In a statement released Monday by Berger’s staff, Tillis thanked the Rockingham County legislator for his endorsement.

Cooper signs disaster safety bill

Gov. Roy Cooper signed 11 bills into law Monday, including two related to safety during natural disasters.

“North Carolina lost too many lives to people driving around barriers during Hurricane Florence,” Cooper said in a release related to approving House bills 67 and 917. “These laws empower local leaders to make the best decisions in the face of ever increasing severe weather in our state.”

The Nash County leader also approved House bills 310, 474, 529, 747, 770, 812, 871, 886 and 924.
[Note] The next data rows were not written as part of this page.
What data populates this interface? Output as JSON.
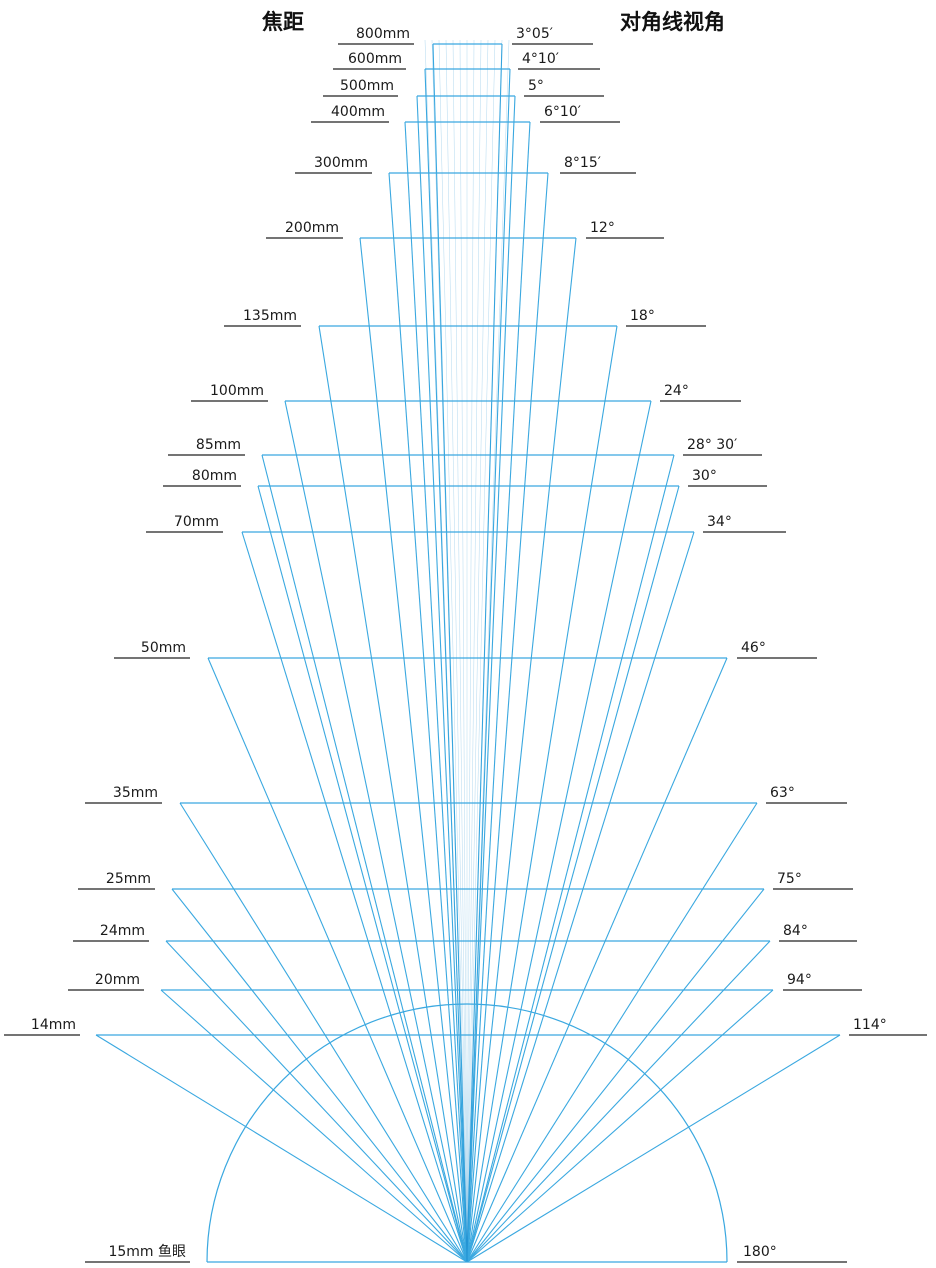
{
  "header": {
    "focal_title": "焦距",
    "angle_title": "对角线视角"
  },
  "lenses": [
    {
      "focal": "800mm",
      "angle": "3°05′"
    },
    {
      "focal": "600mm",
      "angle": "4°10′"
    },
    {
      "focal": "500mm",
      "angle": "5°"
    },
    {
      "focal": "400mm",
      "angle": "6°10′"
    },
    {
      "focal": "300mm",
      "angle": "8°15′"
    },
    {
      "focal": "200mm",
      "angle": "12°"
    },
    {
      "focal": "135mm",
      "angle": "18°"
    },
    {
      "focal": "100mm",
      "angle": "24°"
    },
    {
      "focal": "85mm",
      "angle": "28° 30′"
    },
    {
      "focal": "80mm",
      "angle": "30°"
    },
    {
      "focal": "70mm",
      "angle": "34°"
    },
    {
      "focal": "50mm",
      "angle": "46°"
    },
    {
      "focal": "35mm",
      "angle": "63°"
    },
    {
      "focal": "25mm",
      "angle": "75°"
    },
    {
      "focal": "24mm",
      "angle": "84°"
    },
    {
      "focal": "20mm",
      "angle": "94°"
    },
    {
      "focal": "14mm",
      "angle": "114°"
    }
  ],
  "fisheye": {
    "focal": "15mm 鱼眼",
    "angle": "180°"
  },
  "colors": {
    "ray": "#3aa8e0",
    "ray_dark": "#1f8fd0",
    "underline": "#222222",
    "text": "#1a1a1a"
  }
}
Cooper’s action comes less than a week after he approved nine bills from the state legislature into law on Wednesday. One such bill was Senate Bill 225 to repeal of a tuition surcharge for college students who take too long to graduate.
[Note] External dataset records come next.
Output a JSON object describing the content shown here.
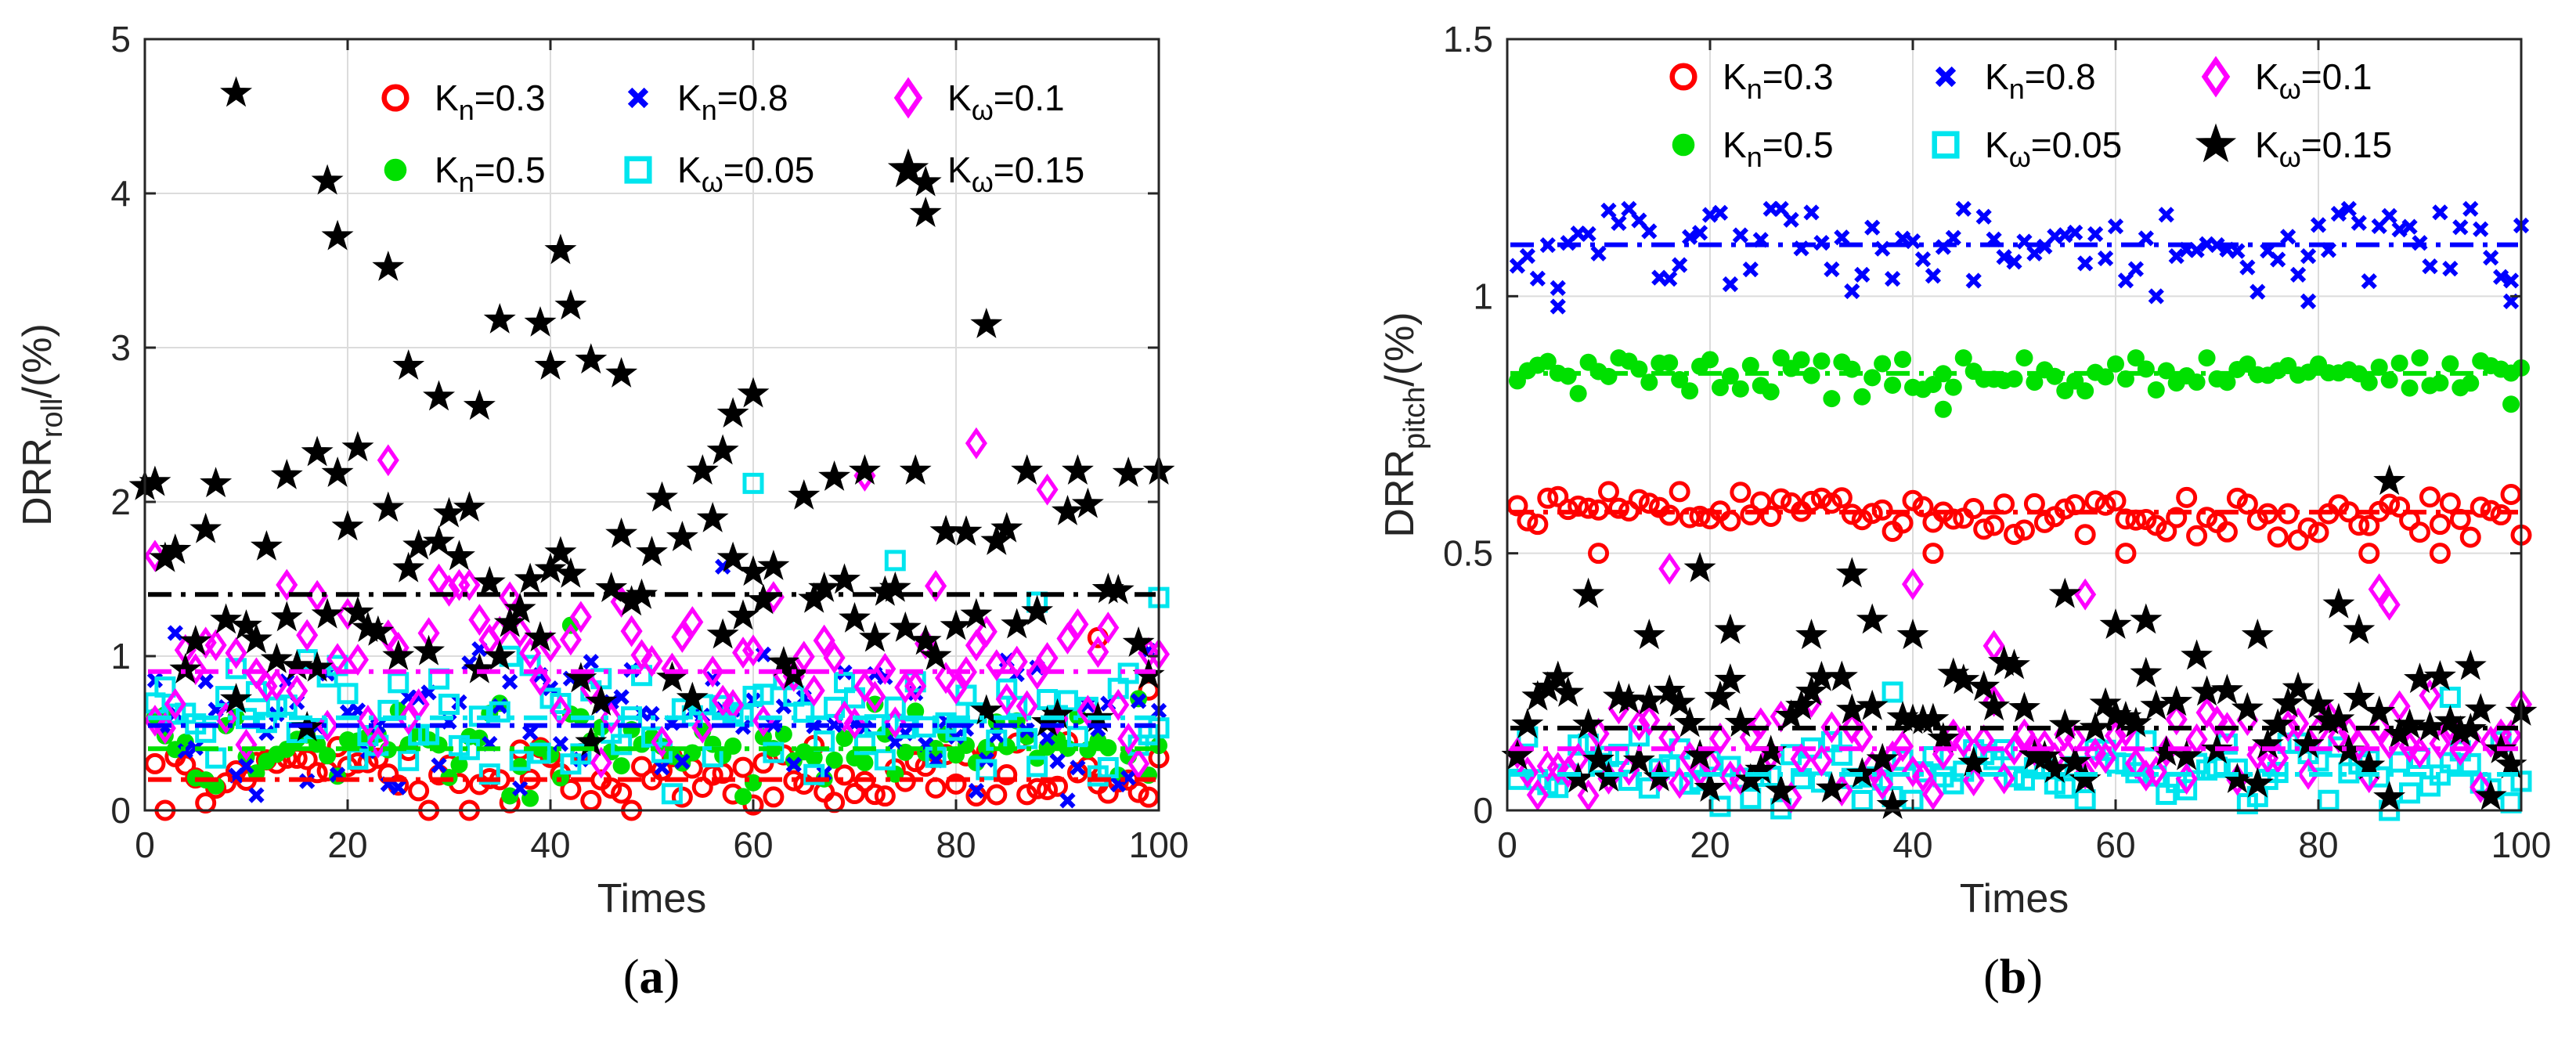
{
  "chart_data": [
    {
      "type": "scatter",
      "panel_label": "a",
      "xlabel": "Times",
      "ylabel_main": "DRR",
      "ylabel_sub": "roll",
      "ylabel_suffix": "/(%)",
      "xlim": [
        0,
        100
      ],
      "ylim": [
        0,
        5
      ],
      "xticks": [
        0,
        20,
        40,
        60,
        80,
        100
      ],
      "yticks": [
        0,
        1,
        2,
        3,
        4,
        5
      ],
      "grid": true,
      "legend_position": "top-right",
      "series": [
        {
          "name": "K_n=0.3",
          "var": "K",
          "sub": "n",
          "val": "=0.3",
          "marker": "circle",
          "color": "#ff0000",
          "mean": 0.2,
          "seed": 11,
          "spread": 0.22,
          "min": 0.0,
          "max": 1.15,
          "outliers": [
            [
              94,
              1.12
            ],
            [
              99,
              0.78
            ]
          ]
        },
        {
          "name": "K_n=0.5",
          "var": "K",
          "sub": "n",
          "val": "=0.5",
          "marker": "dot",
          "color": "#00e000",
          "mean": 0.4,
          "seed": 23,
          "spread": 0.28,
          "min": 0.0,
          "max": 1.25,
          "outliers": [
            [
              42,
              1.2
            ],
            [
              2,
              0.62
            ]
          ]
        },
        {
          "name": "K_n=0.8",
          "var": "K",
          "sub": "n",
          "val": "=0.8",
          "marker": "x",
          "color": "#0000ff",
          "mean": 0.55,
          "seed": 37,
          "spread": 0.45,
          "min": 0.0,
          "max": 1.55,
          "outliers": [
            [
              57,
              1.58
            ],
            [
              3,
              1.15
            ]
          ]
        },
        {
          "name": "K_ω=0.05",
          "var": "K",
          "sub": "ω",
          "val": "=0.05",
          "marker": "square",
          "color": "#00e5ee",
          "mean": 0.6,
          "seed": 53,
          "spread": 0.45,
          "min": 0.0,
          "max": 1.7,
          "outliers": [
            [
              60,
              2.12
            ],
            [
              74,
              1.62
            ],
            [
              88,
              1.35
            ],
            [
              100,
              1.38
            ]
          ]
        },
        {
          "name": "K_ω=0.1",
          "var": "K",
          "sub": "ω",
          "val": "=0.1",
          "marker": "diamond",
          "color": "#ff00ff",
          "mean": 0.9,
          "seed": 71,
          "spread": 0.55,
          "min": 0.0,
          "max": 2.1,
          "outliers": [
            [
              24,
              2.27
            ],
            [
              82,
              2.38
            ],
            [
              71,
              2.17
            ],
            [
              89,
              2.08
            ],
            [
              1,
              1.65
            ]
          ]
        },
        {
          "name": "K_ω=0.15",
          "var": "K",
          "sub": "ω",
          "val": "=0.15",
          "marker": "star",
          "color": "#000000",
          "mean": 1.4,
          "seed": 97,
          "spread": 0.9,
          "min": 0.0,
          "max": 2.2,
          "outliers": [
            [
              9,
              4.65
            ],
            [
              18,
              4.08
            ],
            [
              19,
              3.72
            ],
            [
              24,
              3.52
            ],
            [
              26,
              2.88
            ],
            [
              29,
              2.68
            ],
            [
              33,
              2.62
            ],
            [
              35,
              3.18
            ],
            [
              39,
              3.16
            ],
            [
              40,
              2.88
            ],
            [
              41,
              3.63
            ],
            [
              42,
              3.27
            ],
            [
              44,
              2.92
            ],
            [
              47,
              2.83
            ],
            [
              60,
              2.7
            ],
            [
              58,
              2.57
            ],
            [
              57,
              2.33
            ],
            [
              77,
              4.07
            ],
            [
              77,
              3.87
            ],
            [
              83,
              3.15
            ],
            [
              0,
              2.1
            ],
            [
              21,
              2.35
            ],
            [
              17,
              2.32
            ],
            [
              14,
              2.17
            ]
          ]
        }
      ]
    },
    {
      "type": "scatter",
      "panel_label": "b",
      "xlabel": "Times",
      "ylabel_main": "DRR",
      "ylabel_sub": "pitch",
      "ylabel_suffix": "/(%)",
      "xlim": [
        0,
        100
      ],
      "ylim": [
        0,
        1.5
      ],
      "xticks": [
        0,
        20,
        40,
        60,
        80,
        100
      ],
      "yticks": [
        0,
        0.5,
        1,
        1.5
      ],
      "ytick_labels": [
        "0",
        "0.5",
        "1",
        "1.5"
      ],
      "grid": true,
      "legend_position": "top",
      "series": [
        {
          "name": "K_n=0.3",
          "var": "K",
          "sub": "n",
          "val": "=0.3",
          "marker": "circle",
          "color": "#ff0000",
          "mean": 0.58,
          "seed": 5,
          "spread": 0.05,
          "min": 0.5,
          "max": 0.62,
          "outliers": [
            [
              9,
              0.5
            ],
            [
              42,
              0.5
            ],
            [
              61,
              0.5
            ],
            [
              85,
              0.5
            ],
            [
              92,
              0.5
            ]
          ]
        },
        {
          "name": "K_n=0.5",
          "var": "K",
          "sub": "n",
          "val": "=0.5",
          "marker": "dot",
          "color": "#00e000",
          "mean": 0.85,
          "seed": 15,
          "spread": 0.045,
          "min": 0.78,
          "max": 0.88,
          "outliers": [
            [
              43,
              0.78
            ],
            [
              99,
              0.79
            ]
          ]
        },
        {
          "name": "K_n=0.8",
          "var": "K",
          "sub": "n",
          "val": "=0.8",
          "marker": "x",
          "color": "#0000ff",
          "mean": 1.1,
          "seed": 29,
          "spread": 0.1,
          "min": 0.98,
          "max": 1.17,
          "outliers": [
            [
              5,
              0.98
            ],
            [
              79,
              0.99
            ],
            [
              99,
              0.99
            ]
          ]
        },
        {
          "name": "K_ω=0.05",
          "var": "K",
          "sub": "ω",
          "val": "=0.05",
          "marker": "square",
          "color": "#00e5ee",
          "mean": 0.07,
          "seed": 41,
          "spread": 0.07,
          "min": 0.0,
          "max": 0.18,
          "outliers": [
            [
              38,
              0.23
            ],
            [
              93,
              0.22
            ]
          ]
        },
        {
          "name": "K_ω=0.1",
          "var": "K",
          "sub": "ω",
          "val": "=0.1",
          "marker": "diamond",
          "color": "#ff00ff",
          "mean": 0.12,
          "seed": 61,
          "spread": 0.1,
          "min": 0.0,
          "max": 0.25,
          "outliers": [
            [
              16,
              0.47
            ],
            [
              40,
              0.44
            ],
            [
              57,
              0.42
            ],
            [
              86,
              0.43
            ],
            [
              87,
              0.4
            ],
            [
              48,
              0.32
            ]
          ]
        },
        {
          "name": "K_ω=0.15",
          "var": "K",
          "sub": "ω",
          "val": "=0.15",
          "marker": "star",
          "color": "#000000",
          "mean": 0.16,
          "seed": 83,
          "spread": 0.14,
          "min": 0.0,
          "max": 0.3,
          "outliers": [
            [
              8,
              0.42
            ],
            [
              14,
              0.34
            ],
            [
              19,
              0.47
            ],
            [
              22,
              0.35
            ],
            [
              30,
              0.34
            ],
            [
              34,
              0.46
            ],
            [
              36,
              0.37
            ],
            [
              40,
              0.34
            ],
            [
              55,
              0.42
            ],
            [
              60,
              0.36
            ],
            [
              63,
              0.37
            ],
            [
              74,
              0.34
            ],
            [
              82,
              0.4
            ],
            [
              84,
              0.35
            ],
            [
              87,
              0.64
            ],
            [
              95,
              0.28
            ]
          ]
        }
      ]
    }
  ]
}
The surcharge was initially passed in 1993 and increased nearly a decade ago for students who take more than 140 credit hours to complete a baccalaureate degree. Since 2010, students have paid 50 percent more tuition once they passed the threshold, but the effort to repeal the surcharge moved through the General Assembly with overwhelming support.

On Wednesday, Cooper also approved: House bills 537 and 934 along with Senate bills 55, 95, 219, 483, 556 and 610. Visit www.ncleg.gov/Legislation for more information on each individual bill.
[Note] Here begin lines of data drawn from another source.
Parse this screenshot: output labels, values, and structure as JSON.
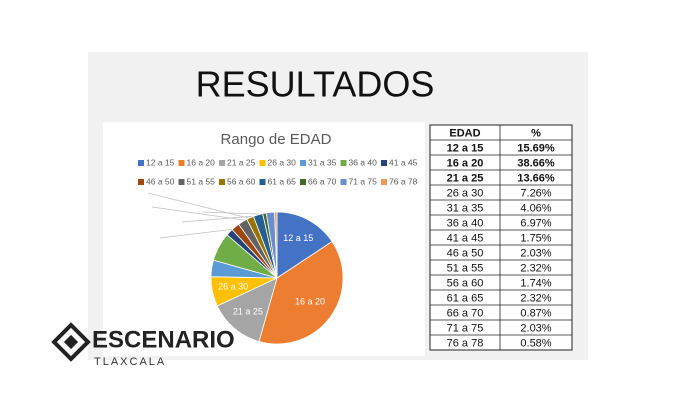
{
  "heading": "RESULTADOS",
  "chart_data": {
    "type": "pie",
    "title": "Rango de EDAD",
    "categories": [
      "12 a 15",
      "16 a 20",
      "21 a 25",
      "26 a 30",
      "31 a 35",
      "36 a 40",
      "41 a 45",
      "46 a 50",
      "51 a 55",
      "56 a 60",
      "61 a 65",
      "66 a 70",
      "71 a 75",
      "76 a 78"
    ],
    "values": [
      15.69,
      38.66,
      13.66,
      7.26,
      4.06,
      6.97,
      1.75,
      2.03,
      2.32,
      1.74,
      2.32,
      0.87,
      2.03,
      0.58
    ],
    "value_labels": [
      "15.69%",
      "38.66%",
      "13.66%",
      "7.26%",
      "4.06%",
      "6.97%",
      "1.75%",
      "2.03%",
      "2.32%",
      "1.74%",
      "2.32%",
      "0.87%",
      "2.03%",
      "0.58%"
    ],
    "colors": [
      "#4472c4",
      "#ed7d31",
      "#a5a5a5",
      "#ffc000",
      "#5b9bd5",
      "#70ad47",
      "#264478",
      "#9e480e",
      "#636363",
      "#997300",
      "#255e91",
      "#43682b",
      "#698ed0",
      "#f1975a"
    ],
    "legend": "top"
  },
  "table": {
    "header": [
      "EDAD",
      "%"
    ]
  },
  "logo": {
    "name": "ESCENARIO",
    "subtitle": "TLAXCALA"
  }
}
Dems rally to preserve health coverage

North Carolina Democratic Party Chairman Wayne Goodwin hosted a Monday afternoon press conference outside Sen. Thom Tillis’ Raleigh office to voice concerns over the potential affects of a lawsuit that could gut protections for preexisting conditions.

The lawsuit challenging the Affordable Care Act’s constitutionality and protections for preexisting conditions is scheduled to be heard in the U.S. Court of Appeals for the 5th Circuit today.

A similar protest was held Monday at the Charlotte-Mecklenburg Government Center.

Democrats said Tillis has “repeatedly refused to take a stand against the lawsuit, despite paving the way for it by voting for the 2017 Republican tax law that eliminated the individual mandate,” according to a news release. “The impact would be devastating. Insurers could reinstate lifetime or annual caps or charge women more for care, kids couldn’t stay on their parents’ plan until they’re 26 and people with preexisting conditions would lose important protections.”

Judge Brook building campaign war chest

N.C. Court of Appeals Judge Chris Brook has amassed $66,345 in his first month of fundraising, his campaign announced Monday.

Brook, a Democrat, was appointed to the appellate court in April along with Judge Reuben Young. The pair filled seats left vacant when Judge Cheri Beasley was named chief justice and when Judge Robert Hunter retired.

Brook logged 400 contributions from 384 donors, with more than 70% coming in at $100 or less, according to his campaign. Brook has raised more first-month contributions than any Court of Appeals candidate in the last 20 years.